More complex and less structured data such as pathology reports, operative notes, and discharge summaries are going to require a very large amount of work to make them transmissible and useful at this level. The first steps seem to be to agree upon what the smaller, irreducible units of information should be. This will undoubtedly be the battlefield of yet another IS standards war, but the outcome will have very big implications for how, and even whether, we can exchange health information into the future.
The provider with an individual case in the here and now traditionally generates a progress note - a document with whatever he or she thinks is required for the purposes of care. Much of professional education is transmitting the law and lore of what must/may/mustn't go into these documents and how to organize them for their various audiences. In general, they are free text, minimally organized with perhaps a few headings (Chief Complaint, Past Medical History, Assessment, etc.) and highly variable both across and within practitioners. (Some ten years ago, when Medicare mandated the presence of a Review of Systems for most office and hospital visits, the push-back from providers was huge and some actually left the profession rather than comply with this minimal nod towards standardization.)
Caring for patients in context requires the assembly of data across time and space and is the first place that electronic health records really shine. Knowing that the patient has an abnormal cardiogram now is valuable. Knowing that it is unchanged from one taken a year ago by another physician is gold. Sharing documents across settings and providers accomplishes much of this, although it can certainly be improved upon with a little more granular organization.

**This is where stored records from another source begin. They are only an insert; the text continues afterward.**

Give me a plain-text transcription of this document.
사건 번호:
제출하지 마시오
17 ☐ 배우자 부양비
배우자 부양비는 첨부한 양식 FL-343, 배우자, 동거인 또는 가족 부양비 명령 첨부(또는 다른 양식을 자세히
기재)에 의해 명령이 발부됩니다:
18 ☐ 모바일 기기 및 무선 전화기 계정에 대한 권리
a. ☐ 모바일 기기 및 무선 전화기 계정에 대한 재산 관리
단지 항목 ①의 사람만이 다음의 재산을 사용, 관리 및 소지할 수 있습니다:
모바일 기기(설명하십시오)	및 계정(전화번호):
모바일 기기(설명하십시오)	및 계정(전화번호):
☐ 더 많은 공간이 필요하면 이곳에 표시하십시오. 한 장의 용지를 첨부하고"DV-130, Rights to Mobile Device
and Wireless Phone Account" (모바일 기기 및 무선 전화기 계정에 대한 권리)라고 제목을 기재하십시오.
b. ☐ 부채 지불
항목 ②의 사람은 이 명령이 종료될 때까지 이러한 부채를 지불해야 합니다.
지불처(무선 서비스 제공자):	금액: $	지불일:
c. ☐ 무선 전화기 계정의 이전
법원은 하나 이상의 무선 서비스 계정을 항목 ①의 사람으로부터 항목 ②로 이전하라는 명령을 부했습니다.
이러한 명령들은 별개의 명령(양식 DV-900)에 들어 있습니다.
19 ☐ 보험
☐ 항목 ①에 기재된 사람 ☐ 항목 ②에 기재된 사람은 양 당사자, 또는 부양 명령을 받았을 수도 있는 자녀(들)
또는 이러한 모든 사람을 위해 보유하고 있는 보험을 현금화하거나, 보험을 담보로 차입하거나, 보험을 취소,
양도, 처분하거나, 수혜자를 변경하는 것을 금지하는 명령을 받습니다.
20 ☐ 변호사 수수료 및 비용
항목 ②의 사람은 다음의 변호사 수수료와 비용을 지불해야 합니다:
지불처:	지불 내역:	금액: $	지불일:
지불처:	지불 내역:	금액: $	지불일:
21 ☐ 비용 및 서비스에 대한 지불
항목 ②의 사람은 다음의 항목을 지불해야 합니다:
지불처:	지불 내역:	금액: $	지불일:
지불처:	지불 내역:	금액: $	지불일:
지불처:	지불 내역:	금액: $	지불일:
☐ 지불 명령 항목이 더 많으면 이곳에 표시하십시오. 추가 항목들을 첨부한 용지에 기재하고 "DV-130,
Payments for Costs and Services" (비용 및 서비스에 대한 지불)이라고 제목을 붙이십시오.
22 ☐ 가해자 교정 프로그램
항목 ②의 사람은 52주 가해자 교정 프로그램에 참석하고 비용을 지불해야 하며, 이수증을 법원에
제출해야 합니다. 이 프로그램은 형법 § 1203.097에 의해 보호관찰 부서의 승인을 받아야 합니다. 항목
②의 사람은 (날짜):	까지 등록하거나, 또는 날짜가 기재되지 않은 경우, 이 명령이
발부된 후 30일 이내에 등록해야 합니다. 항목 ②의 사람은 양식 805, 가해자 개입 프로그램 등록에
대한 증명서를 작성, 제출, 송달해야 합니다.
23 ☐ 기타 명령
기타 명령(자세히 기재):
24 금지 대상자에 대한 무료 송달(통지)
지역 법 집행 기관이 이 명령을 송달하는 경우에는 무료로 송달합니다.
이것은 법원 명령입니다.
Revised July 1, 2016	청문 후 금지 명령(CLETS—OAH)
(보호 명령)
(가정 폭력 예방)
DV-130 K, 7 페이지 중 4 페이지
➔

At the population level, however, unstructured documents are not all that useful. Searching for the incidence of diabetic foot examination in our institution required natural language processing of many thousands of documents and failed to produce a reliable estimate [Kost, Chen, Littenberg et al. AMIA 2009]. Rather, we need standardized components of documents that can be extracted, transmitted, understood both as stand-alone entities and in the context they arose from, and analyzed for population as well as individual purposes.
Clinical laboratory data have long had these characteristics. A more-or-less complete documentation of a clinical chemistry test will consist of patient identifiers, specimen source (blood, urine, etc.), date and time of acquisition, analytic method, result, and units. However, even these simple concepts are represented by a bewildering array of formats and definitions. To make matters worse, clinical labs routinely change their analytic methods, units, test names and any of these details, sometimes without even warning the users! A huge amount of effort goes into maintaining the clinical laboratory interfaces at Vermedx to ensure that these data continue to be useful over time.
More complex and less structured data such as pathology reports, operative notes, and discharge summaries are going to require a very large amount of work to make them transmissible and useful at this level. The first steps seem to be to agree upon what the smaller, irreducible units of information should be. This will undoubtedly be the battlefield of yet another IS standards war, but the outcome will have very big implications for how, and even whether, we can exchange health information into the future.